Rummenigge kann Nations League nichts abgewinnen

Immerhin ist Bayern-Präsident Hoeneß ein Freund der UEFA Nations League, die viele Freundschaftsspiele ersetze. Vorstandsvorsitzender Karl-Heinz Rummenigge kann dem neuen Wettbewerb hingegen wenig abgewinnen. Er sei „von den mittleren und kleineren Verbänden, die oft bei Freundschafts-Länderspielen nur noch wenige Zuschauer hatten und weniger Vermarktungserträge im Sponsoring und TV-Bereich erzielen konnten“, ins Leben gerufen worden. „Wenn es die Nations League nicht gäbe, würde den Fußballfans nichts fehlen“, ist sich der langjährige Bayern-Boss sicher.
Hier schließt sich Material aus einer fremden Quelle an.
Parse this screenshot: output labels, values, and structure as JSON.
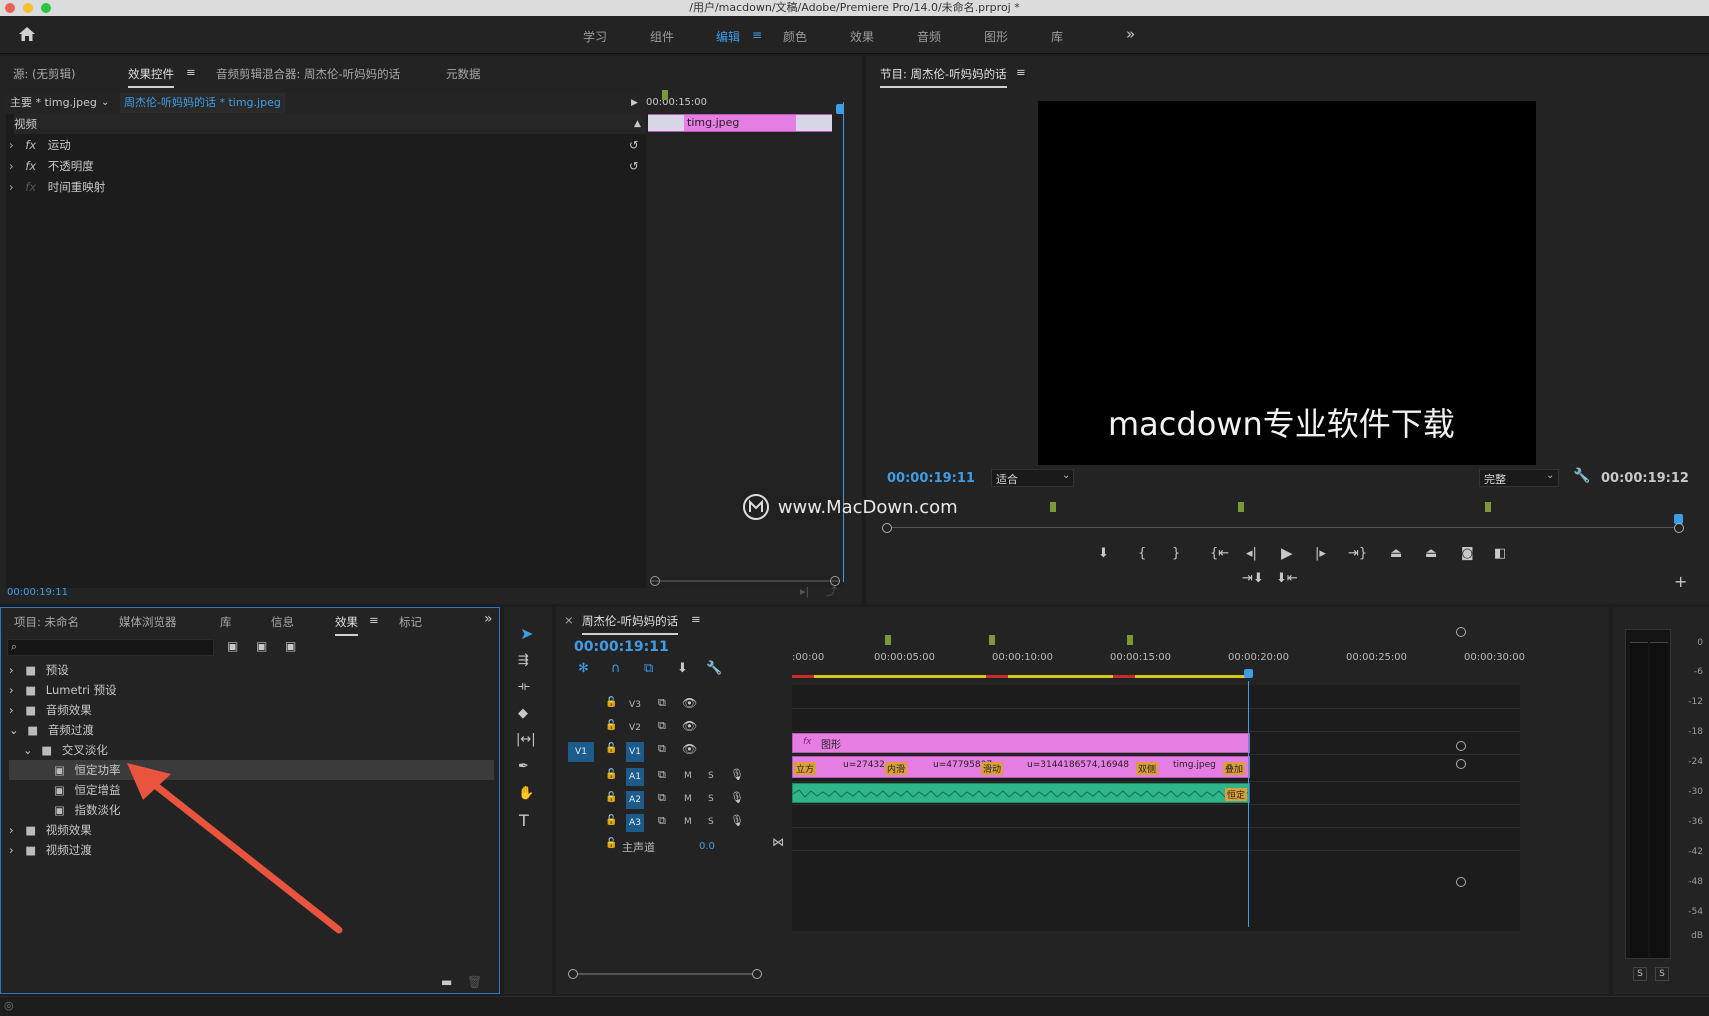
{
  "window": {
    "title": "/用户/macdown/文稿/Adobe/Premiere Pro/14.0/未命名.prproj *"
  },
  "workspaces": {
    "items": [
      "学习",
      "组件",
      "编辑",
      "颜色",
      "效果",
      "音频",
      "图形",
      "库"
    ],
    "active": "编辑",
    "more": "»"
  },
  "source_panel": {
    "tabs": [
      "源: (无剪辑)",
      "效果控件",
      "音频剪辑混合器: 周杰伦-听妈妈的话",
      "元数据"
    ],
    "active_tab": "效果控件",
    "master": "主要 * timg.jpeg",
    "clip": "周杰伦-听妈妈的话 * timg.jpeg",
    "ruler_time": "00:00:15:00",
    "clip_label": "timg.jpeg",
    "section": "视频",
    "effects": [
      "运动",
      "不透明度",
      "时间重映射"
    ],
    "timecode": "00:00:19:11"
  },
  "program_panel": {
    "title": "节目: 周杰伦-听妈妈的话",
    "overlay_text": "macdown专业软件下载",
    "timecode": "00:00:19:11",
    "fit": "适合",
    "quality": "完整",
    "duration": "00:00:19:12",
    "watermark": "www.MacDown.com"
  },
  "project_panel": {
    "tabs": [
      "项目: 未命名",
      "媒体浏览器",
      "库",
      "信息",
      "效果",
      "标记"
    ],
    "active_tab": "效果",
    "search_placeholder": "",
    "tree": [
      {
        "label": "预设",
        "level": 0,
        "expanded": false,
        "type": "folder"
      },
      {
        "label": "Lumetri 预设",
        "level": 0,
        "expanded": false,
        "type": "folder"
      },
      {
        "label": "音频效果",
        "level": 0,
        "expanded": false,
        "type": "folder"
      },
      {
        "label": "音频过渡",
        "level": 0,
        "expanded": true,
        "type": "folder"
      },
      {
        "label": "交叉淡化",
        "level": 1,
        "expanded": true,
        "type": "folder"
      },
      {
        "label": "恒定功率",
        "level": 2,
        "type": "effect",
        "selected": true
      },
      {
        "label": "恒定增益",
        "level": 2,
        "type": "effect"
      },
      {
        "label": "指数淡化",
        "level": 2,
        "type": "effect"
      },
      {
        "label": "视频效果",
        "level": 0,
        "expanded": false,
        "type": "folder"
      },
      {
        "label": "视频过渡",
        "level": 0,
        "expanded": false,
        "type": "folder"
      }
    ]
  },
  "timeline": {
    "title": "周杰伦-听妈妈的话",
    "timecode": "00:00:19:11",
    "ruler": [
      ":00:00",
      "00:00:05:00",
      "00:00:10:00",
      "00:00:15:00",
      "00:00:20:00",
      "00:00:25:00",
      "00:00:30:00"
    ],
    "tracks": {
      "v3": "V3",
      "v2": "V2",
      "v1": "V1",
      "v1_src": "V1",
      "a1": "A1",
      "a2": "A2",
      "a3": "A3",
      "m": "M",
      "s": "S",
      "master": "主声道",
      "master_val": "0.0"
    },
    "clips": {
      "graphic": "图形",
      "v1": [
        "立方",
        "u=27432",
        "内滑",
        "u=47795807",
        "滑动",
        "u=3144186574,16948",
        "双侧",
        "timg.jpeg",
        "叠加"
      ],
      "a1_end": "恒定"
    }
  },
  "meter": {
    "labels": [
      "0",
      "-6",
      "-12",
      "-18",
      "-24",
      "-30",
      "-36",
      "-42",
      "-48",
      "-54",
      "dB"
    ],
    "solo": [
      "S",
      "S"
    ]
  },
  "colors": {
    "accent": "#3f9de6",
    "graphic_clip": "#e67de3",
    "audio_clip": "#2fb58a",
    "arrow": "#e8543e"
  }
}
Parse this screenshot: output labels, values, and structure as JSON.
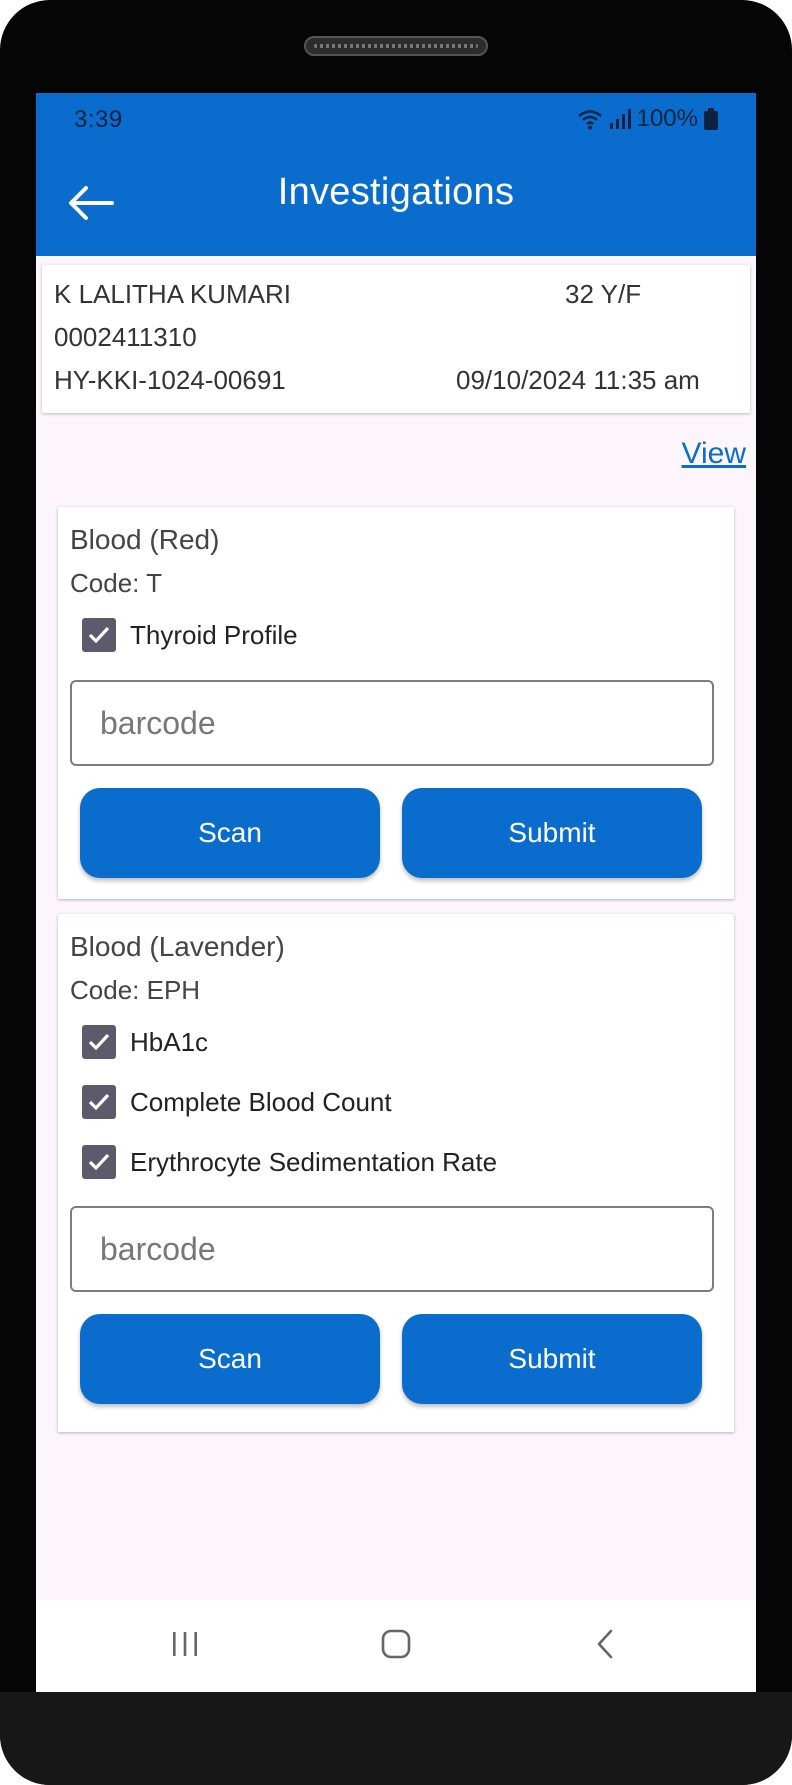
{
  "status_bar": {
    "time": "3:39",
    "battery": "100%"
  },
  "header": {
    "title": "Investigations"
  },
  "patient": {
    "name": "K LALITHA KUMARI",
    "age_gender": "32 Y/F",
    "patient_id": "0002411310",
    "visit_id": "HY-KKI-1024-00691",
    "datetime": "09/10/2024 11:35 am"
  },
  "view_link": "View",
  "groups": [
    {
      "title": "Blood (Red)",
      "code": "Code: T",
      "tests": [
        {
          "label": "Thyroid Profile",
          "checked": true
        }
      ],
      "barcode_placeholder": "barcode",
      "barcode_value": "",
      "scan_label": "Scan",
      "submit_label": "Submit"
    },
    {
      "title": "Blood (Lavender)",
      "code": "Code: EPH",
      "tests": [
        {
          "label": "HbA1c",
          "checked": true
        },
        {
          "label": "Complete Blood Count",
          "checked": true
        },
        {
          "label": "Erythrocyte Sedimentation Rate",
          "checked": true
        }
      ],
      "barcode_placeholder": "barcode",
      "barcode_value": "",
      "scan_label": "Scan",
      "submit_label": "Submit"
    }
  ],
  "colors": {
    "primary": "#0a6dcd",
    "checkbox": "#5c5a6b",
    "background": "#fcf6fc"
  },
  "icons": [
    "back-arrow-icon",
    "wifi-icon",
    "signal-icon",
    "battery-icon",
    "checkmark-icon",
    "recent-apps-icon",
    "home-icon",
    "nav-back-icon"
  ]
}
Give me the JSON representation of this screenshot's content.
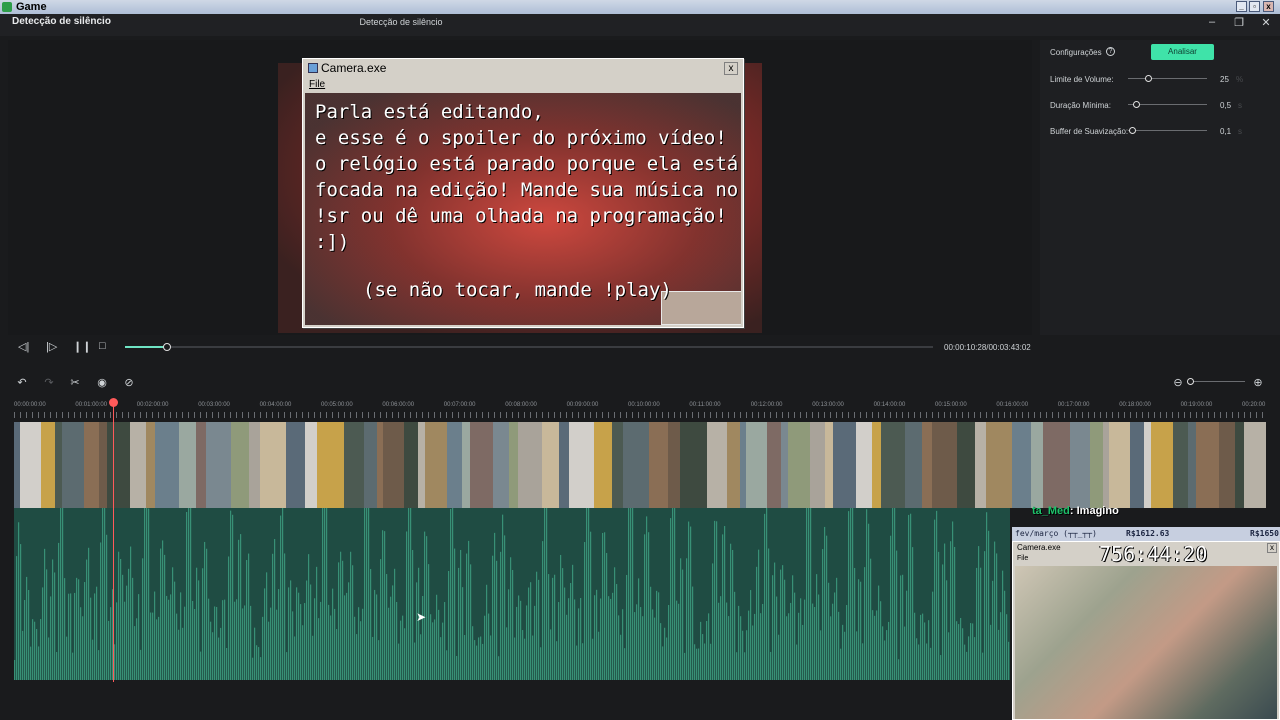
{
  "os_bar": {
    "title": "Game",
    "buttons": [
      "_",
      "▫",
      "x"
    ]
  },
  "app": {
    "title": "Detecção de silêncio",
    "center_title": "Detecção de silêncio",
    "window_controls": [
      "–",
      "❐",
      "✕"
    ]
  },
  "camera_window": {
    "title": "Camera.exe",
    "close": "x",
    "menu": "File",
    "caption_lines": [
      "Parla está editando,",
      "e esse é o spoiler do próximo vídeo!",
      "o relógio está parado porque ela está",
      "focada na edição! Mande sua música no",
      "!sr ou dê uma olhada na programação!",
      ":])"
    ],
    "caption_footer": "(se não tocar, mande !play)"
  },
  "transport": {
    "timecode": "00:00:10:28/00:03:43:02",
    "progress": 0.05,
    "icons": [
      "prev-frame-icon",
      "play-icon",
      "pause-icon",
      "stop-icon"
    ]
  },
  "settings": {
    "label": "Configurações",
    "help": "?",
    "analyze_button": "Analisar",
    "accent_color": "#3fe3a9",
    "rows": [
      {
        "label": "Limite de Volume:",
        "value": "25",
        "unit": "%",
        "level": 0.25
      },
      {
        "label": "Duração Mínima:",
        "value": "0,5",
        "unit": "s",
        "level": 0.1
      },
      {
        "label": "Buffer de Suavização:",
        "value": "0,1",
        "unit": "s",
        "level": 0.02
      }
    ]
  },
  "timeline": {
    "ruler": [
      "00:00:00:00",
      "00:01:00:00",
      "00:02:00:00",
      "00:03:00:00",
      "00:04:00:00",
      "00:05:00:00",
      "00:06:00:00",
      "00:07:00:00",
      "00:08:00:00",
      "00:09:00:00",
      "00:10:00:00",
      "00:11:00:00",
      "00:12:00:00",
      "00:13:00:00",
      "00:14:00:00",
      "00:15:00:00",
      "00:16:00:00",
      "00:17:00:00",
      "00:18:00:00",
      "00:19:00:00",
      "00:20:00"
    ],
    "waveform_color": "#4cc9a0",
    "playhead_color": "#ff5a5a"
  },
  "overlay": {
    "chat_user": "ta_Med",
    "chat_message": ": Imagino",
    "goal_label": "fev/março (┬┬_┬┬)",
    "goal_value": "R$1612.63",
    "goal_target": "R$1650",
    "cam_title": "Camera.exe",
    "cam_menu": "File",
    "clock": "756:44:20",
    "close": "x"
  }
}
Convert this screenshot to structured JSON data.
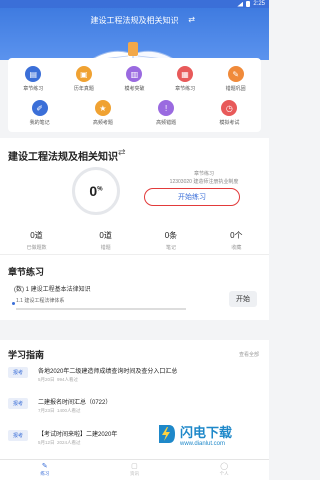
{
  "status_bar": {
    "time": "2:25"
  },
  "header": {
    "title": "建设工程法规及相关知识",
    "switch_icon": "⇄"
  },
  "features": [
    {
      "label": "章节练习",
      "color": "#3b6fd8",
      "glyph": "▤",
      "icon": "chapter-practice-icon"
    },
    {
      "label": "历年真题",
      "color": "#f0a232",
      "glyph": "▣",
      "icon": "past-exam-icon"
    },
    {
      "label": "模考突破",
      "color": "#9a6ae0",
      "glyph": "▥",
      "icon": "mock-breakthrough-icon"
    },
    {
      "label": "章节练习",
      "color": "#e85a5a",
      "glyph": "▦",
      "icon": "chapter-practice-2-icon"
    },
    {
      "label": "错题巩固",
      "color": "#f08a3a",
      "glyph": "✎",
      "icon": "wrong-questions-icon"
    },
    {
      "label": "我的笔记",
      "color": "#3b6fd8",
      "glyph": "✐",
      "icon": "notes-icon"
    },
    {
      "label": "高频考题",
      "color": "#f0a232",
      "glyph": "★",
      "icon": "frequent-questions-icon"
    },
    {
      "label": "高频错题",
      "color": "#9a6ae0",
      "glyph": "!",
      "icon": "frequent-errors-icon"
    },
    {
      "label": "模拟考试",
      "color": "#e85a5a",
      "glyph": "◷",
      "icon": "mock-exam-icon"
    }
  ],
  "subject": {
    "name": "建设工程法规及相关知识",
    "switch_icon": "⇄",
    "progress": "0",
    "progress_unit": "%",
    "meta_line1": "章节练习",
    "meta_line2": "12303020",
    "meta_line3": "建造师注册执业制度",
    "start_label": "开始练习"
  },
  "stats": [
    {
      "value": "0道",
      "label": "已做题数"
    },
    {
      "value": "0道",
      "label": "错题"
    },
    {
      "value": "0条",
      "label": "笔记"
    },
    {
      "value": "0个",
      "label": "收藏"
    }
  ],
  "chapter": {
    "title": "章节练习",
    "item1": "(数) 1 建设工程基本法律知识",
    "item2": "1.1 建设工程法律体系",
    "start_label": "开始"
  },
  "guide": {
    "title": "学习指南",
    "more": "查看全部",
    "items": [
      {
        "tag": "报考",
        "title": "各地2020年二级建造师成绩查询时间及查分入口汇总",
        "date": "5月20日",
        "views": "994人看过"
      },
      {
        "tag": "报考",
        "title": "二建报名时间汇总（0722）",
        "date": "7月23日",
        "views": "1400人看过"
      },
      {
        "tag": "报考",
        "title": "【考试时间来啦】二建2020年",
        "date": "5月12日",
        "views": "2024人看过"
      }
    ]
  },
  "watermark": {
    "brand": "闪电下载",
    "url": "www.dianlut.com"
  },
  "tabs": [
    {
      "label": "练习",
      "glyph": "✎",
      "icon": "practice-tab-icon",
      "active": true
    },
    {
      "label": "资讯",
      "glyph": "▢",
      "icon": "news-tab-icon",
      "active": false
    },
    {
      "label": "个人",
      "glyph": "◯",
      "icon": "profile-tab-icon",
      "active": false
    }
  ]
}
Seiner Aussage zufolge gibt es immerhin Bestrebungen, künftig zwei Länderspielpausen mit jeweils drei Spieltagen abzuhalten. Die Münchner sind aufgrund der Qualität ihres Kaders von Abstellungsperioden in besonderem Maße betroffen. Aktuell fehlt Trainer Niko Kovac ein Dutzend Nationalspieler im Trainingsbetrieb.